Como cristãos conservadores, nós sempre vemos esses dados e os encaixamos em uma ou outra das seguintes narrativas: a narrativa da rejeição da moralidade e a narrativa da rampa escorregadia. Eu estou convencido que ambas as abordagens simplificam demais a questão e obscurecem a realidade.
Dentro da narrativa da rejeição da moralidade, aqueles que abandonam uma posição cristã ortodoxa sobre a moralidade sexual, acabam rejeitando toda restrição externa e toda norma moral e ficam sujeitos somente aos desmandos de sua natureza pecaminosa.
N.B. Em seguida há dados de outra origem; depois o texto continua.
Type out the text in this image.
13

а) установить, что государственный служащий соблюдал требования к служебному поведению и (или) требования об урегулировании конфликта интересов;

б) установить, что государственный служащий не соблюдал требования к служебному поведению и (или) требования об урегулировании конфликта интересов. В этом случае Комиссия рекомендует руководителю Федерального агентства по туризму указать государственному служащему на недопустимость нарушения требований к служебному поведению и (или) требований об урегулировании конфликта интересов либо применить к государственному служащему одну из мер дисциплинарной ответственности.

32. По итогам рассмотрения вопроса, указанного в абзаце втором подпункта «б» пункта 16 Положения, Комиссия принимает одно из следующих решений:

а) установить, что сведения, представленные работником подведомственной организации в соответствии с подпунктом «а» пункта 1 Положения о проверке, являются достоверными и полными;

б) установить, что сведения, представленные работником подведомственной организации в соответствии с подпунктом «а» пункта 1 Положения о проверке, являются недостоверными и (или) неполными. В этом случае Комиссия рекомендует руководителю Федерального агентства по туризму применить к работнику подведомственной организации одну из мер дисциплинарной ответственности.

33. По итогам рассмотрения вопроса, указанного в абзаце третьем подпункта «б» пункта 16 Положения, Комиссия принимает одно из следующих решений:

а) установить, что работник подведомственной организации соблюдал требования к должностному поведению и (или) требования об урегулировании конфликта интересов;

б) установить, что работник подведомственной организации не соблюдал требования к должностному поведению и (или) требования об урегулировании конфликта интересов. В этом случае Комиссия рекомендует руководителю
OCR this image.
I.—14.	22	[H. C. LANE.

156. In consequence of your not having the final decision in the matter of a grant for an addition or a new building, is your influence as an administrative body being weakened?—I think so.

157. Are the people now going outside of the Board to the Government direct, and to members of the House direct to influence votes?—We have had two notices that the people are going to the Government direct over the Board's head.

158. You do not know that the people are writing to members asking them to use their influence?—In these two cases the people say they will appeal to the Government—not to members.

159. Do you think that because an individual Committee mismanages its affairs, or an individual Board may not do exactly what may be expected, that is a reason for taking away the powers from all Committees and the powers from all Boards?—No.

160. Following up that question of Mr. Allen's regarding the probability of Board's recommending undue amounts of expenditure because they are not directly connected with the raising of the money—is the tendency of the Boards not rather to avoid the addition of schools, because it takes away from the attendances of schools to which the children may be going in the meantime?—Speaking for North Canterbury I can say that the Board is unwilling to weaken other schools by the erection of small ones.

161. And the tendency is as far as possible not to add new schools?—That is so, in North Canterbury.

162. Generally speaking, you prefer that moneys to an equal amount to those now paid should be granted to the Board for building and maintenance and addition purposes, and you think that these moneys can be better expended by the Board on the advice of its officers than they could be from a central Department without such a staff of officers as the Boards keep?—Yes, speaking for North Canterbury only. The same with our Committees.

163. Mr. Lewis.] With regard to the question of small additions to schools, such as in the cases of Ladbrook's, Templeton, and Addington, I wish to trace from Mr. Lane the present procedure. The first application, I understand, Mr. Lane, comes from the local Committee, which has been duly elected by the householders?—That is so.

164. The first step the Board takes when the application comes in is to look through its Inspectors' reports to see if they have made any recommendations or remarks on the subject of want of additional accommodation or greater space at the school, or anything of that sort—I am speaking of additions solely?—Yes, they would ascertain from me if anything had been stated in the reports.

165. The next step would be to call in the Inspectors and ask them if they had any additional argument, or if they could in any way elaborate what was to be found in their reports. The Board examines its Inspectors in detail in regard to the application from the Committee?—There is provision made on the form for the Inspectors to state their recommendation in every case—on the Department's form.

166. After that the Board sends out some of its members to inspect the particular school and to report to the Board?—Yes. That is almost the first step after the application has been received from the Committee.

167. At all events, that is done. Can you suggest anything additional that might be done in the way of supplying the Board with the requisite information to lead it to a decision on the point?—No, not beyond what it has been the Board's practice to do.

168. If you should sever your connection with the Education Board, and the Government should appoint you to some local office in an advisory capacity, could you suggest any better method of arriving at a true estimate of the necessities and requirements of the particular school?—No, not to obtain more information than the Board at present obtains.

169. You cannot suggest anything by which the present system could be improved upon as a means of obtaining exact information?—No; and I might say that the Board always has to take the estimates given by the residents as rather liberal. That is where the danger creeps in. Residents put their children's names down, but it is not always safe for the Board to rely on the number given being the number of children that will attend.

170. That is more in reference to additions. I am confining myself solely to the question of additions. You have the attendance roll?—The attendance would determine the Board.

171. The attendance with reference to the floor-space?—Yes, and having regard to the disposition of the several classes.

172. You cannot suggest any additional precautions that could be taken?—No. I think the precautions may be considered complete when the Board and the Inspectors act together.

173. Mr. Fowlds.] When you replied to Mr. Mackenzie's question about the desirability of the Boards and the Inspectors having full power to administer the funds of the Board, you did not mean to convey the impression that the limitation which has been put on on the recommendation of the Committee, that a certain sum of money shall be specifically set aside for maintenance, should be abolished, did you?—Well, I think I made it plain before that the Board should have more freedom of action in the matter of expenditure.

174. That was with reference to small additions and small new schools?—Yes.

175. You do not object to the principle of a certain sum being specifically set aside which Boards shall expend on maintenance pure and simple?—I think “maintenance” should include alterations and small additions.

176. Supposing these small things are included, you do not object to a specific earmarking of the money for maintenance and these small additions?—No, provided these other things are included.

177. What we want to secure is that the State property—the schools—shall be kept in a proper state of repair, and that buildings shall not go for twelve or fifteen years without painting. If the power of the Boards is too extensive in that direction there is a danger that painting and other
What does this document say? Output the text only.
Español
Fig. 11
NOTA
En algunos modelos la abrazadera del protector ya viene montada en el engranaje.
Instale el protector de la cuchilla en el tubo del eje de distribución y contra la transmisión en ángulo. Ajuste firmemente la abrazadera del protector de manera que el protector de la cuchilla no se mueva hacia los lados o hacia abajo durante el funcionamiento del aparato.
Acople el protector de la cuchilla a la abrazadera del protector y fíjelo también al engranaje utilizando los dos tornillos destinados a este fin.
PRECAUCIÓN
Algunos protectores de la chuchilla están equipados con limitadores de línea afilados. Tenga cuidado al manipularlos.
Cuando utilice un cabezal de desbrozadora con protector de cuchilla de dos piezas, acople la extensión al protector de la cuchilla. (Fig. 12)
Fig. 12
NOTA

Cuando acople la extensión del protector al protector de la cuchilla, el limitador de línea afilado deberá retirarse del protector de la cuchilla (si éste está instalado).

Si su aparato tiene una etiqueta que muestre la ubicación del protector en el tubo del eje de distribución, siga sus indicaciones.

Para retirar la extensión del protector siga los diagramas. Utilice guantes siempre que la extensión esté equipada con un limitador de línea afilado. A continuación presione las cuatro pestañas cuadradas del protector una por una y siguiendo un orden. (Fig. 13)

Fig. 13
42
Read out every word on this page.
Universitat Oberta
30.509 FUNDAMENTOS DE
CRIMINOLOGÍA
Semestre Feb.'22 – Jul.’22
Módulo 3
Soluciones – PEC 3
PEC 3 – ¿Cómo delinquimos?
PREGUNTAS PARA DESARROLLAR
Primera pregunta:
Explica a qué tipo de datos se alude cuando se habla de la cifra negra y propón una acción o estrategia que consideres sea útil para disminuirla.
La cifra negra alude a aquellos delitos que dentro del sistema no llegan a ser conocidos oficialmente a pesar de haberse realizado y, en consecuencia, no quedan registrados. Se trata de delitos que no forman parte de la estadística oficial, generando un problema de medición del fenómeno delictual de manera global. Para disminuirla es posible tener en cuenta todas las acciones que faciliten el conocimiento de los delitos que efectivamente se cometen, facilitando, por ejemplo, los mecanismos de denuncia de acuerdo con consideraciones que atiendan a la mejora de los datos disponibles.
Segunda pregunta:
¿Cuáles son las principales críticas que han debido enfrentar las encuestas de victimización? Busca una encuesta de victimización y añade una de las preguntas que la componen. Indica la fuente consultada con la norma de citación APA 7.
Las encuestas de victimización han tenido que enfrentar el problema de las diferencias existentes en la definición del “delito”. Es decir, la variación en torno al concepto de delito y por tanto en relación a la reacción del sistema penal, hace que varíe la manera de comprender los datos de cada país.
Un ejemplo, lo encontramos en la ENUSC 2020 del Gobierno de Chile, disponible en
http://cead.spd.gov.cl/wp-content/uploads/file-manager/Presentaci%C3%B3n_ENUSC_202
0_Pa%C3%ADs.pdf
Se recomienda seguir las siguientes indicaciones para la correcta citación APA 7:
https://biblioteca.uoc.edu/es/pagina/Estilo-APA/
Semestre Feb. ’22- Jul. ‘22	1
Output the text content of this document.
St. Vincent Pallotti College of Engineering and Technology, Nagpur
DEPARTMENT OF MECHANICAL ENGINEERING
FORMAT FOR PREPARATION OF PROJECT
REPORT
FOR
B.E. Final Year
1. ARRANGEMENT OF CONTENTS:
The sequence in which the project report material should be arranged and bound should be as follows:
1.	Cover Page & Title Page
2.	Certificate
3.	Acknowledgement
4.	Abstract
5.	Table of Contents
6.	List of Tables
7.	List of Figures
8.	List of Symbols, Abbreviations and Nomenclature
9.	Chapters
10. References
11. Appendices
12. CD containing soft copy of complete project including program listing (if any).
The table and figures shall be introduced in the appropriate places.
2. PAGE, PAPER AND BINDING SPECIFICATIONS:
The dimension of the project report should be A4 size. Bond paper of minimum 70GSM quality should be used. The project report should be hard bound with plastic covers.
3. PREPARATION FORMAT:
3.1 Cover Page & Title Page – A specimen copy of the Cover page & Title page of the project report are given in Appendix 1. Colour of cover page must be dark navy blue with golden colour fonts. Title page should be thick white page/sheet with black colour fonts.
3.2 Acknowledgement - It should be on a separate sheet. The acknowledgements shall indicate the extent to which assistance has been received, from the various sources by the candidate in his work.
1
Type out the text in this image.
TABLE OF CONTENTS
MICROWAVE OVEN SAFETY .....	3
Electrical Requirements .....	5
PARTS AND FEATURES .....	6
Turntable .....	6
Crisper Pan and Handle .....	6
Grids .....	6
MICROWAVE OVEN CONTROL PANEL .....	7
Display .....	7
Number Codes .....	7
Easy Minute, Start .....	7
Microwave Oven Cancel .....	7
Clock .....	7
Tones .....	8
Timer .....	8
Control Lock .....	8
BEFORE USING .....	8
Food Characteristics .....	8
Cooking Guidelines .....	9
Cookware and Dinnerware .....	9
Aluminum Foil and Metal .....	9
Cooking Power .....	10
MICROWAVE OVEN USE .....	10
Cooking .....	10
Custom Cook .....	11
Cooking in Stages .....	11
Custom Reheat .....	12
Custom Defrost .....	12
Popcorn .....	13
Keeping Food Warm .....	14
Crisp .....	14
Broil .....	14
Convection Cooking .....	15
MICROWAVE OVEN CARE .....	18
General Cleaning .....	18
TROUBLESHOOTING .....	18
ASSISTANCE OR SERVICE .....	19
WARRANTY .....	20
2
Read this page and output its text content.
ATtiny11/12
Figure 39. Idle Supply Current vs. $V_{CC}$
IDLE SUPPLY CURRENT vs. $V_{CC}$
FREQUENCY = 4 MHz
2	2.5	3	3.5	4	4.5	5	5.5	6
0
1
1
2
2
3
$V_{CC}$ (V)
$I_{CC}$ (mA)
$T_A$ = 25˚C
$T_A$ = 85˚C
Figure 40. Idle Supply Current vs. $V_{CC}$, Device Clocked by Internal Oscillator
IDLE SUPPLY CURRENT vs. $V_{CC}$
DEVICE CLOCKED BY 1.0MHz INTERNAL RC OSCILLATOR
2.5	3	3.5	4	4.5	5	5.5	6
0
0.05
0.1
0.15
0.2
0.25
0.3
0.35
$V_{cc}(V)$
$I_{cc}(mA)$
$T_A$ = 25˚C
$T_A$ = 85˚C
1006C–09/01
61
Como as estrelas de suas constelações morais são eliminadas do céu, eles navegam pelo abismo, guiados apenas pela luz sem princípios de sua própria vontade, fazendo apenas o que é certo aos seus próprios olhos. Deveria nos surpreender que estas pessoas sejam fortes defensores do aborto e do sexo fora do casamento?
Para a narrativa da rampa escorregadia, existe uma tendência inerente ao erro e, no decorrer do tempo, a rejeição da verdade bíblica em uma área irá levar a rejeição em várias outras. Esta narrativa é empregada por aqueles que acreditam que a defesa da união homoafetiva irá eventualmente levar à defesa da poligamia, incesto, pedofilia e bestialidade. Mesmo que a moralidade bíblica não seja abandonada de uma vez, será gradualmente minada. Aqueles que defendem a narrativa da rampa escorregadia sempre apresentam evidências empíricas para ilustrar o contínuo abandono da verdade cristã entre aqueles que tomaram um primeiro-passo precipitado.
Elementos da verdade
Ambas as narrativas contém elementos da verdade. Em muitas das mudanças morais que estamos testemunhando um status privilegiado é atribuído ao indivíduo, e ele é empoderado para rejeitar várias autoridades superiores ou direcioná-las para suas tendências. Nós também frequentemente observamos a e(in)volução do compromisso moral ao longo do tempo, percebendo como, ao puxar um pequeno fio, todo um novelo de lã se desenrola.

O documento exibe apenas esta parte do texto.